Apa Kabar Nasib Proyek Gasifikasi Batu Bara

Apa Kabar Nasib Proyek Gasifikasi Batu Bara

Apa-Kabar-Nasib-Proyek-Gasifikasi-Batu-Bara
Apa Kabar Nasib Proyek Gasifikasi Batu Bara

Proyek gasifikasi batu bara sebagai upaya pemerintah meningkatkan nilai tambah batu bara mendapat tantangan yang cukup berat. 

Hilirisasi melalui program gasifikasi batu bara dinilai dapat memberikan manfaat dan meningkatkan efisiensi produksi batu bara RI.

Kendati pandemi Covid-19 memberikan hambatan, pemerintah tetap optimis.

PT. Bukit Asam (Persero) Tbk (PTBA) memastikan proyek gasifikasi atau hilirisasi batu bara akan tetap berjalan.

Apalagi perseroan juga sudah melakukan kerjasama dengan perusahaan asal Amerika Serikat (AS) Air Products & Chemical Inc.

Direktur Utama PT. Bukit Asam Tbk Arviyan Arifin mengatakan pihaknya akan segera melakukan tender untuk pelaksanaan enjinering, procurement dan construction (EPC).

Sebab, pihaknya bersama dengan perusahaan asal Amerika Serikat sudah melakukan kajian dalam membuat front end engineering design (FEED).

“Proyek ini tetap diteruskan dan kita sudah miliki partner sekaligus provider teknologi Air Product, kita lagi pertajaman kajian FEED. Kita akan lakukan tender EPC,” ujarnya dalam telekonferensi, Rabu (10/6/2020).

Menurut Arviyan, nantinya produk yang dihasilkan dalam gasifikasi adalah dimethyl ether (DME).
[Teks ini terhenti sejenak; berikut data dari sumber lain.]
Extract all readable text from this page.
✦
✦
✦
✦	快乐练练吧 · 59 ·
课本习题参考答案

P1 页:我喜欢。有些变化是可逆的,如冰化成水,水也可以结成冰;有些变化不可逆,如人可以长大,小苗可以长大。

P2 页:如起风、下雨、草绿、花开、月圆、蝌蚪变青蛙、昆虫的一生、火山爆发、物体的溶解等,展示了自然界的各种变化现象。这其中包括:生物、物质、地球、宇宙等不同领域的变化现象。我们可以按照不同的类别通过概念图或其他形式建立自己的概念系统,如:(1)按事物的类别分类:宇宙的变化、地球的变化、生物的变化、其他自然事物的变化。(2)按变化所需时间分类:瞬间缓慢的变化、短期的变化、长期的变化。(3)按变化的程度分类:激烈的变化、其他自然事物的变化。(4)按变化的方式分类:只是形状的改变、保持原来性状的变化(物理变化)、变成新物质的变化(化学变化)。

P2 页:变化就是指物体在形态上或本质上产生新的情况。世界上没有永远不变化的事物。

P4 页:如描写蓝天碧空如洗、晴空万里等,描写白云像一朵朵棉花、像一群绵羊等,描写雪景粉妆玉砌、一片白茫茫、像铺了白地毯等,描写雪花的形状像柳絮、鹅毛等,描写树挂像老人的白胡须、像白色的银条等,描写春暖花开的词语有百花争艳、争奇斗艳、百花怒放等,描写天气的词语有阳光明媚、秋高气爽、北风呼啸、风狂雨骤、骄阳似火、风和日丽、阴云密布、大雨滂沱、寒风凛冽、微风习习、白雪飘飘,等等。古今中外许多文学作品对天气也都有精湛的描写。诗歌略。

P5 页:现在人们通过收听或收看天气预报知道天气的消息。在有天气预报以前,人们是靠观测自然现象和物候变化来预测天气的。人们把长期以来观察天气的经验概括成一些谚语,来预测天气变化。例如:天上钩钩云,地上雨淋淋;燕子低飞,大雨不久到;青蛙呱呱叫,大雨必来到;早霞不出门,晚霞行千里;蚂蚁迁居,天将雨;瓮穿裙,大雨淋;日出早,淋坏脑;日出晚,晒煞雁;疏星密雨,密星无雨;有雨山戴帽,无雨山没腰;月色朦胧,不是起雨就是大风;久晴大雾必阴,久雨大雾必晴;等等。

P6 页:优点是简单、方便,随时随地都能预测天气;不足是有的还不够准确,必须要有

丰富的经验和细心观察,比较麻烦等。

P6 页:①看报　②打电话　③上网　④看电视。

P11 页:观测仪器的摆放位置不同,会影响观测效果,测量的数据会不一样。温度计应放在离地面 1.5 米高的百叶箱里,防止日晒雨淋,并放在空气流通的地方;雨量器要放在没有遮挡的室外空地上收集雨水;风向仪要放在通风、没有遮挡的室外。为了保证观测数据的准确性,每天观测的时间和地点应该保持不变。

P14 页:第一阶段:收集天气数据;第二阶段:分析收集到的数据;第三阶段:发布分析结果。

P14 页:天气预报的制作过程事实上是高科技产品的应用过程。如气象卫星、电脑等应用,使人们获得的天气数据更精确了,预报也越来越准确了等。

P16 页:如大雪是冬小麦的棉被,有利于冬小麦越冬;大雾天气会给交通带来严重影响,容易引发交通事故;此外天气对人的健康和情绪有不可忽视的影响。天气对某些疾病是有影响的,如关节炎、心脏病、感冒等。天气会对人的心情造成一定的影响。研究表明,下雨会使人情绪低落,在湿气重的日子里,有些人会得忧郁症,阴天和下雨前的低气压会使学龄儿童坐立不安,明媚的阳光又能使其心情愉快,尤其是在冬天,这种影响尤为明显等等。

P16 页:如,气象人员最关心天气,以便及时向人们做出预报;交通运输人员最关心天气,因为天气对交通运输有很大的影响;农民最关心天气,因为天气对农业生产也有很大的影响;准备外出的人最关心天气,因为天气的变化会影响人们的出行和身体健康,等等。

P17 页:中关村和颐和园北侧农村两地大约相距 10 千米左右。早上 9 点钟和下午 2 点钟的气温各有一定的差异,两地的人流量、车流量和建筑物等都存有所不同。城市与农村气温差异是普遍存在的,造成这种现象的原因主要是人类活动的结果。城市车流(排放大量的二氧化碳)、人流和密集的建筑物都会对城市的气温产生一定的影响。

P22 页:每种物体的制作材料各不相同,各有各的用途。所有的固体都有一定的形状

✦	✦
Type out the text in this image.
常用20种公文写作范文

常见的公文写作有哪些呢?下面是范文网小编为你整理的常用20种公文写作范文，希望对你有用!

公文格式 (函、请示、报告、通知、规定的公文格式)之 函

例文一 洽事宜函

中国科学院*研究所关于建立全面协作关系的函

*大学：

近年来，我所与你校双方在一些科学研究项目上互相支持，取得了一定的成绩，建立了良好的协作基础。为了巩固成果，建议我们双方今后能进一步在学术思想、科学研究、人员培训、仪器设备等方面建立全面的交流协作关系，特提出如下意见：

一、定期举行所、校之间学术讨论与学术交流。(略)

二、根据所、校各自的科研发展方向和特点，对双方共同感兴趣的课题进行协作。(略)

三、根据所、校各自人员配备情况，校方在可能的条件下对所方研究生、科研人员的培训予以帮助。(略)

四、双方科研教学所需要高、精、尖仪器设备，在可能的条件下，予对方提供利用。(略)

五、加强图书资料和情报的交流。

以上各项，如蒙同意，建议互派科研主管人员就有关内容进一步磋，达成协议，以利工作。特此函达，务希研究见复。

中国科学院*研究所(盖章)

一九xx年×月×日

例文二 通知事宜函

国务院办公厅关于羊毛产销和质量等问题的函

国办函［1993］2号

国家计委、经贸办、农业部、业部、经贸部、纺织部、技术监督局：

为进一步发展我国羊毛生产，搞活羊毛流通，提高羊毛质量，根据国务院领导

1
Selain itu, produk yang dihasilkan lainnya adalah methanol sebagai bahan baku B100.

“Produk yang kita buat selain DME, ada juga metanol yang dibutuhkan cukup tinggi untuk bahan baku B100 dan pembuatan gasoline,” ucapnya.

Baca Juga: Sejarah Awal Mula Pertambangan Batu Bara Indonesia

Dia mengatakan, proyek kerja sama antara Bukit Asam dengan Air Products bernilai 2 miliar dolar AS. Diharapkan proyek ini bisa beroperasi secara komersil pada tahun 2024-2025.

“Insya Allah, sekarang lagi kaji untuk segera mulai FEED dan EPC, kita harapkan commercial bisa di tahun 2024-2025,” kata Ariviyan.